Cette déconstruction mondialiste des identités nationales convenait tout à fait aux nouveaux gauchistes qui cherchaient à « libérer » les humains de toute identité biologique et historique nationale pré-donnée. Pour être vraiment libres, selon eux, les individus doivent être autorisés à choisir leur propre identité raciale, sexuelle et nationale. L’arrivée de masses d’immigrants permettrait de « libérer » les Occidentaux des identités construites par les hommes blancs dominants. Elle assurerait également la création de citoyens du monde loin du « nationalisme xénophobe » du passé ; des citoyens sensibles aux souffrances des « étrangers », prompts à réagir aux violations des droits de l’homme, prêts à aider ceux qui sont menacés par les famines en Afrique, les inondations et les tremblements de terre, tout en profitant des restaurants ethniques et des fêtes multiculturelles.

Tant le courant dominant de droite que de gauche sont parvenus à un consensus sur les « avantages économiques » de l’immigration massive.

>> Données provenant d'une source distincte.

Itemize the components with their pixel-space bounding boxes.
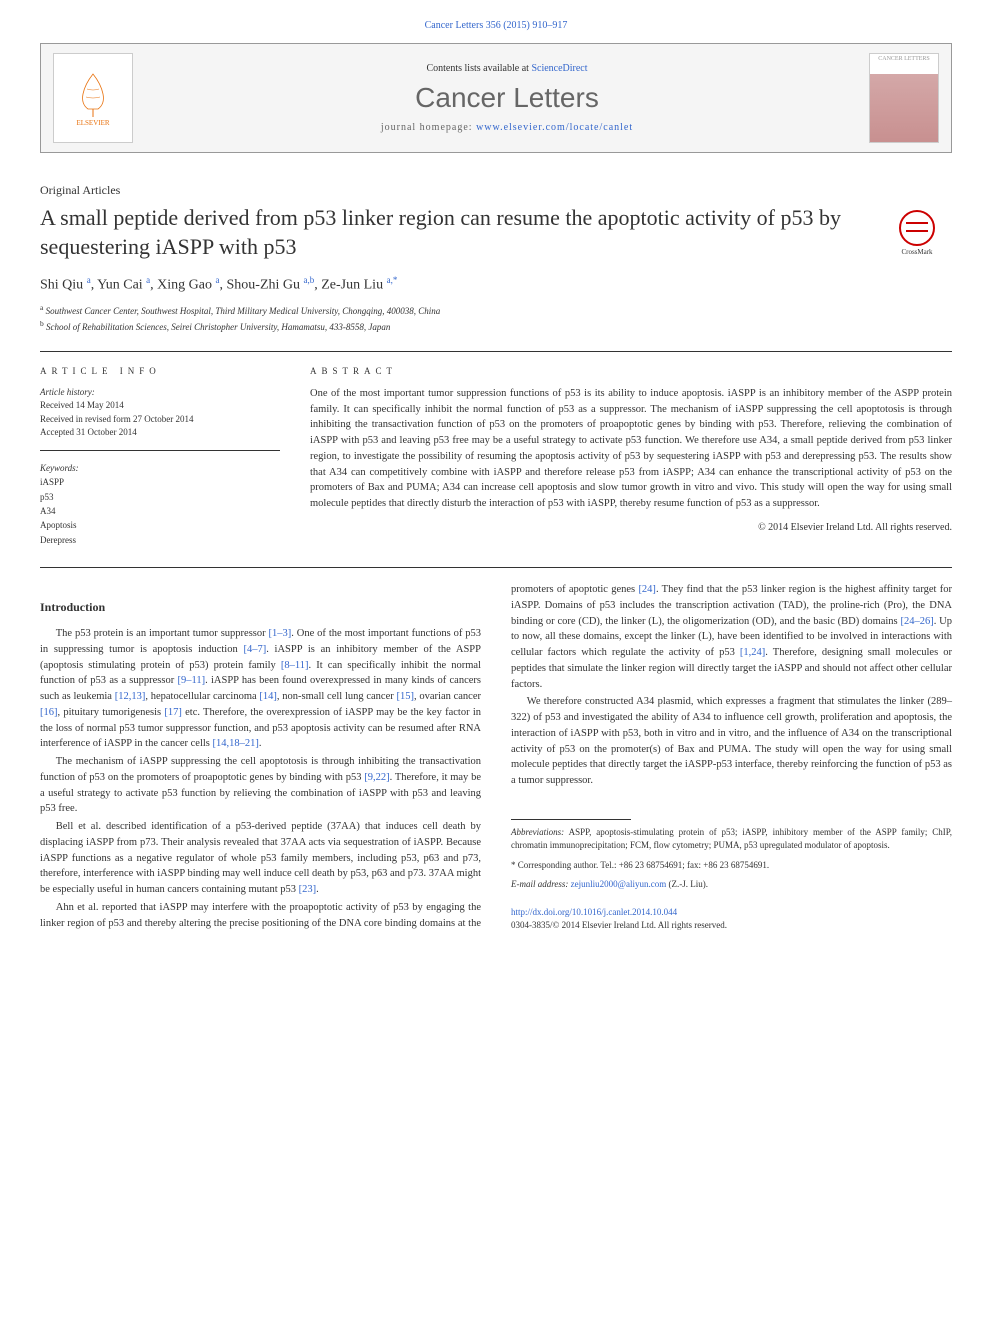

Ils ont tous deux convenu que les populations des pays occidentaux allaient diminuer de façon spectaculaire au cours des prochaines décennies en raison de taux de fécondité inférieurs aux taux de remplacement, ce qui entraînerait une diminution de la main-d’œuvre et un vieillissement de la population, ce qui « menacerait » la croissance économique et le financement des dépenses sociales et des politiques environnementales.

Les immigrants en sont donc venus à être considérés comme l’agent le plus important du changement, de la prospérité, de la solidarité mondiale, de l’environnementalisme, de la liberté de choisir son identité nationale et raciale – contre une structure hégémonique masculine blanche dominante et raciste qui faisait obstacle à l’accumulation capitaliste et au cosmopolitisme. Ils étaient les agents qui allaient finalement mettre fin aux divisions ethniques, abolir tous les groupes biologiques et créer des individus qui pourraient facilement passer d’un groupe socialement construit à un autre dans un état d’harmonie.

Puisque les immigrants ont été choisis comme l’agent le plus révolutionnaire pour transformer à jamais les identités raciales et culturelles des nations occidentales, il n’y a pas d’autre choix que de s’engager dans la politique de l’identité blanche.